Em ato datado de 30 de outubro de 1769, o Governador e Capitão-General do Estado do Grão-Pará e Maranhão Fernando da Costa de Ataíde e Teive de Sousa Coutinho teria reconhecido a sesmaria doada a Antônio Baião, transformando-a em Diretório de índios do Lugar de Baião.
Porém, ao considerar a concessão da sesmaria, o mito de origem da cidade, em todas as fontes pesquisadas, possui sempre as mesmas características: no ano de 1694, Antônio de Albuquerque Coelho de Carvalho, Donatário da Capitania de Cametá, concedeu a um portugues de nome Antônio Baião uma sesmaria, impondo-lhe, como condições, uma localização afastada de Cametá e a construção de uma casa grande e decente.
Através dessa narrativa, identificada primeiramente na obra de Ferreira Penna, Antônio Baião pode ter sido o primeiro sesmeiro da região, porém, não o único, já que, vizinhos a ele, existiram, por exemplo, os sesmeiros Antônio de Souza de Azevedo (Marariá) e José Esteves da Ponte (Limão e Engenho).
Em 1738 durante o violento processo de colonização da região várias nações indígenas que habitavam essa parte do rio Tocantins sofreram escravização sob justificativa de “guerras justas”. Quase todos os sesmeiros da região serviram de testemunha em um processo para declarar “guerra justa” às nações do Tocantins.
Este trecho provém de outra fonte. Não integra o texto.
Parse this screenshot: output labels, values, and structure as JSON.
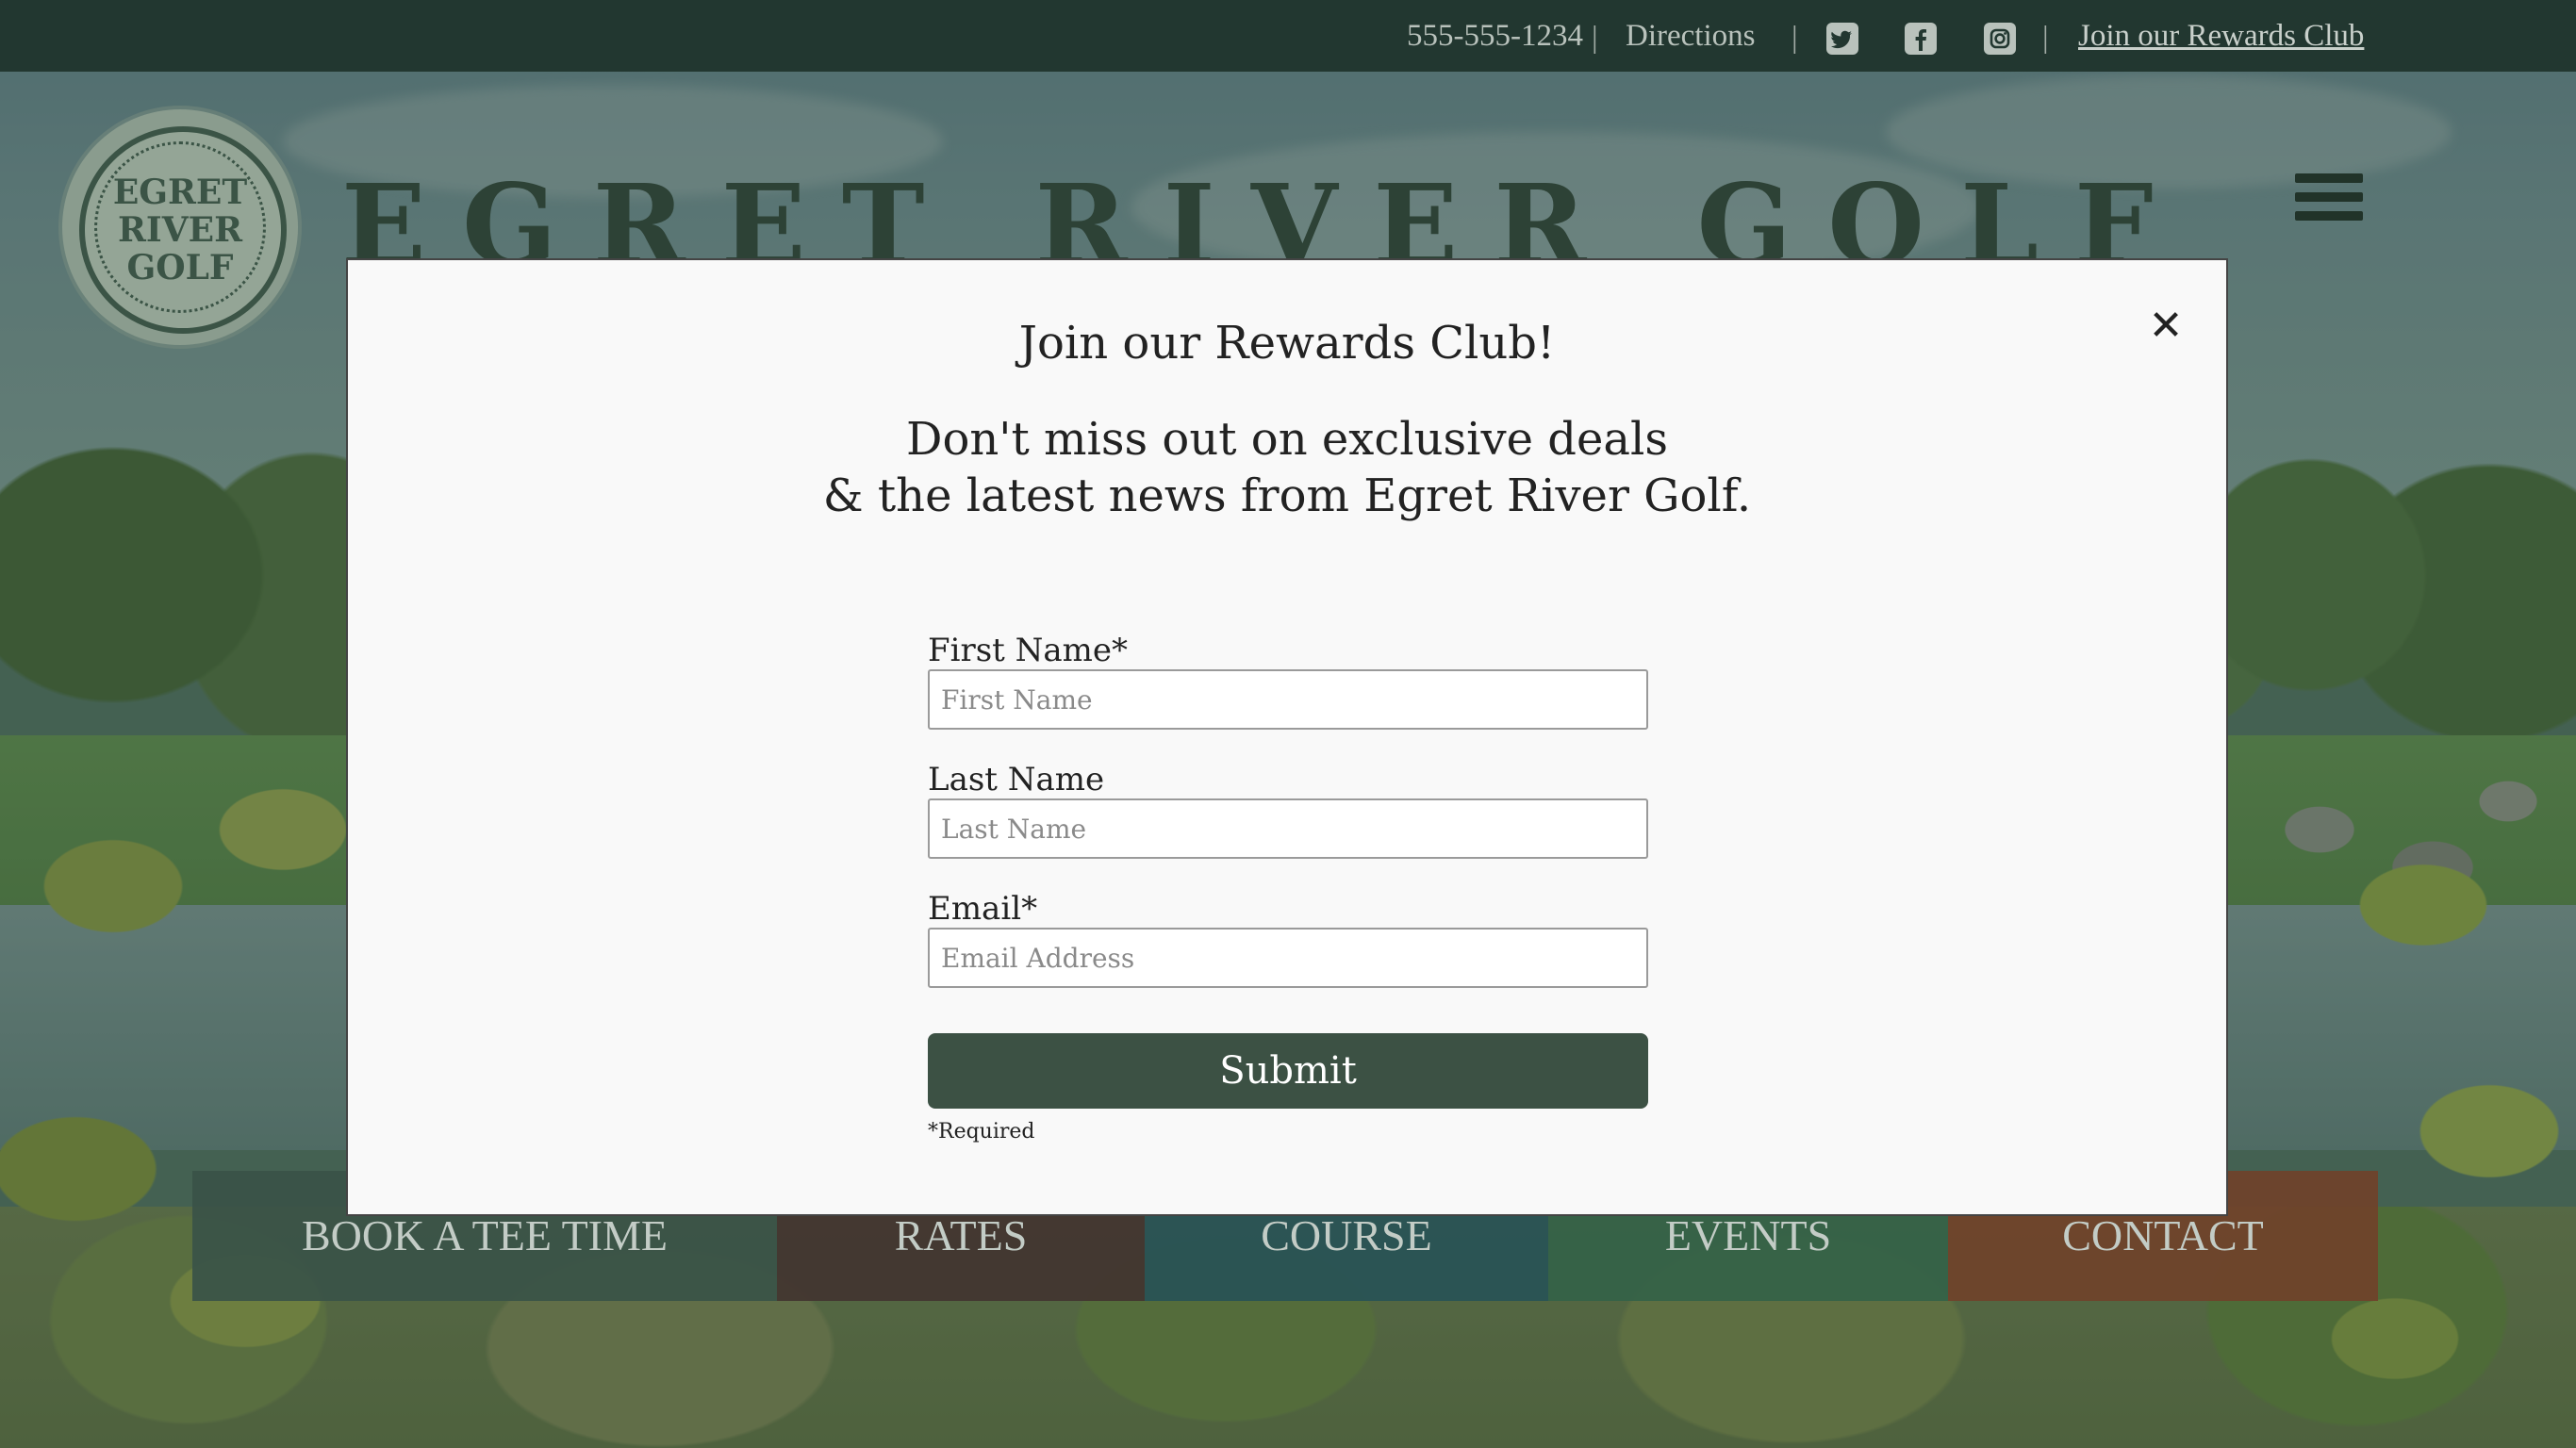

Setenta e cinco anos após a suposta doação da sesmaria, em 30 de outubro de 1769, devido às políticas de ocupação promovidas pelo Marques de Pombal, o Governador e capitão-geral do Estado do Grão-Pará e Maranhão Fernando da Costa de Ataíde e Teive de Sousa Coutinho, a transforma em lugar de Baião, cujo primeiro Diretor foi Manoel Carlos da Silva, Capitão de campo e morador de Cametá.
Outro registro importante consiste no mapa de populações de 1778, onde constam os seguinte moradores:
José Caetano Soares da Costa, Manoel Carlos Da Silva, Alexandre Luiz Cardozo, Manuel Simões, José Pacheco de Andrade, Dona Maria Paes de Souza, Estevão Dias da Rocha, Dona Catharina Paes de Oliveira, Manoel Leite Craveiro, João da Silva Villa Real, Manoel Antônio de Lacerda e Manoel Alvarez Chaves. O mesmo mapa de populações totaliza 121 escravizados africanos, que não foram nomeados.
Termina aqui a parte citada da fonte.